U.S. state and local government pensions have at least $1.1 trillion less than they need for promised retirement benefits, even after stock-market gains and increased contributions boosted the funds, a study found.
The pensions had about 72 percent of the money needed to meet retirement obligations in 2013, unchanged from the year before, the Center for Retirement Research at Boston College said in the study released today. Governments paid more into the funds, 83 percent of their required annual contributions, up from 81 percent a year before.
The figures illustrate the strain facing states and cities that have failed to set aside enough money to cover retirement costs. Those gaps are putting pressure on governments around the country, including Illinois and California, to pare benefits or force governments and employees to pay more into the funds.

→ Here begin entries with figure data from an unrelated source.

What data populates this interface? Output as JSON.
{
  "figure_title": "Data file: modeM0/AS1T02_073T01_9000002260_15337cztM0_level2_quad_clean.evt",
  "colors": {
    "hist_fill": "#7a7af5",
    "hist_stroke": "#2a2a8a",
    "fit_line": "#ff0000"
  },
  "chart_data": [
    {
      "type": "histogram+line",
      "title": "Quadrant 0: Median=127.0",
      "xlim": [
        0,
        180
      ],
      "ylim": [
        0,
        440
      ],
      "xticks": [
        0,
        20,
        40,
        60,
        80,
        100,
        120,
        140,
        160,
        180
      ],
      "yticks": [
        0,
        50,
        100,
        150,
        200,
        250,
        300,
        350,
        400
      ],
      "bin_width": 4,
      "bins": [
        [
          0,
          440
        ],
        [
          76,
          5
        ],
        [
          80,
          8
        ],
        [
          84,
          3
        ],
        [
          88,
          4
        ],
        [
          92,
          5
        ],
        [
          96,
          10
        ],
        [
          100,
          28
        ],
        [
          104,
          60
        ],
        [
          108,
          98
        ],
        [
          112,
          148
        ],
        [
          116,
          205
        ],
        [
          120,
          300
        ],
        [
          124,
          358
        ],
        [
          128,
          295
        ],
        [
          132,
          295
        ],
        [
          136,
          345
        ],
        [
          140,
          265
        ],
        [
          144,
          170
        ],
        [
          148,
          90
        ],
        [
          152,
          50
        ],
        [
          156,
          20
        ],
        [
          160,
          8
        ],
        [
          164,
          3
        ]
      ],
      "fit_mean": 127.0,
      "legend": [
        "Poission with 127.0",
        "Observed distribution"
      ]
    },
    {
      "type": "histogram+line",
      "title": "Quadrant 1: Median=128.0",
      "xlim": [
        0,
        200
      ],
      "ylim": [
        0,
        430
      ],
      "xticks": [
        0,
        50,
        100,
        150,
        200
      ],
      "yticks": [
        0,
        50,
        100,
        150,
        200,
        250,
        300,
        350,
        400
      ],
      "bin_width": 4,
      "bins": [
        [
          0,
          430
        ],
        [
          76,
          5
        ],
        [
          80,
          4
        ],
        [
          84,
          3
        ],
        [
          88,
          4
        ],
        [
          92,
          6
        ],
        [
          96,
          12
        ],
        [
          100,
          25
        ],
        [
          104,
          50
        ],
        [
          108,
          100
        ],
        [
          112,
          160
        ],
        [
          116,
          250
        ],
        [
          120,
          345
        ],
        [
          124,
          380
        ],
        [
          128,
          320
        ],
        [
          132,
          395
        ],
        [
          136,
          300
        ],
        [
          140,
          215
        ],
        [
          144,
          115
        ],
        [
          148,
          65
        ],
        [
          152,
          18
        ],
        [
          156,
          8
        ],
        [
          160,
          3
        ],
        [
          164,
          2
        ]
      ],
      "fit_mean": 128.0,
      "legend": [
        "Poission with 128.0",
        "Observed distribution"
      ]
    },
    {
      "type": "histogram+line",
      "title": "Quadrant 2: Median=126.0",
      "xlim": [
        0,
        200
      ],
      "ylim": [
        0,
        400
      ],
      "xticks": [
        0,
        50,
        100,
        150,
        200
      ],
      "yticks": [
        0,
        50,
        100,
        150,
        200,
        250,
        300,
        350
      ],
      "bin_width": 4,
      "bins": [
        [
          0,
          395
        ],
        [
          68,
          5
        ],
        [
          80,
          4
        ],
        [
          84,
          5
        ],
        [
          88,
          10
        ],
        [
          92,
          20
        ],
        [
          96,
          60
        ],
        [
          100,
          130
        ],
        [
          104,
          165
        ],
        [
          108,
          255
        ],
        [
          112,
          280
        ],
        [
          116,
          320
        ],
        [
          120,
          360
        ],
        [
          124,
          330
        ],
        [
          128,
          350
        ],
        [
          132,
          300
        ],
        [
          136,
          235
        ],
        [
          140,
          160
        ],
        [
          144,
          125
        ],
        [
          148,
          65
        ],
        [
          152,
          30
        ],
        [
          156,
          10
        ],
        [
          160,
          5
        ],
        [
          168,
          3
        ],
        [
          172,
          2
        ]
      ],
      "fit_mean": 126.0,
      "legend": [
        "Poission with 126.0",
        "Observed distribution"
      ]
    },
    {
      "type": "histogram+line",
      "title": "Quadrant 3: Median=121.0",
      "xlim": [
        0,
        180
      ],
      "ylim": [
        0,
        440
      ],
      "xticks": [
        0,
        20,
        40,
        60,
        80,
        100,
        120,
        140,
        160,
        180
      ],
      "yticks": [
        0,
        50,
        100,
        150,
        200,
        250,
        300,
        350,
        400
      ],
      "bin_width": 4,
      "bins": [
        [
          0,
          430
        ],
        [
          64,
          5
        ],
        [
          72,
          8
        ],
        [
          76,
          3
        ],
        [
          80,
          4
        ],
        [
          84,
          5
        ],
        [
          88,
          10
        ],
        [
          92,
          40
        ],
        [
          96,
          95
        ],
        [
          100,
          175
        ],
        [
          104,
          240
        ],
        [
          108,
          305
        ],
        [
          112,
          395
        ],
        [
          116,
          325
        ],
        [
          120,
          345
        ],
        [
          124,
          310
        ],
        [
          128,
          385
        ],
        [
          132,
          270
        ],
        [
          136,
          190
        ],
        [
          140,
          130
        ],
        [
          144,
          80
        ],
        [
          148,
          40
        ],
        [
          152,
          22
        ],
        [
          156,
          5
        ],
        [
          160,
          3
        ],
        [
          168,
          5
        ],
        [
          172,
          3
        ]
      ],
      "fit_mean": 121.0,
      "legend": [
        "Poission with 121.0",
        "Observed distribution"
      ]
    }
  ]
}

The study, based on 150 public pension plans in the 2013 fiscal year, found the funds have been slow to recognize stock market gains because of accounting techniques that smooth increases and losses across several years.
The outlook for pensions is expected to improve in 2014, according to the researchers, who estimated that plans would be about 80 percent funded by 2017 if stocks extend their gains.
The study assumes annual investment gains of 7.7 percent to calculate the cost, in today’s dollars, of benefits that will be paid out in the coming decades. If that is reduced to 4 percent, the shortfall grows to as much as $3.8 trillion.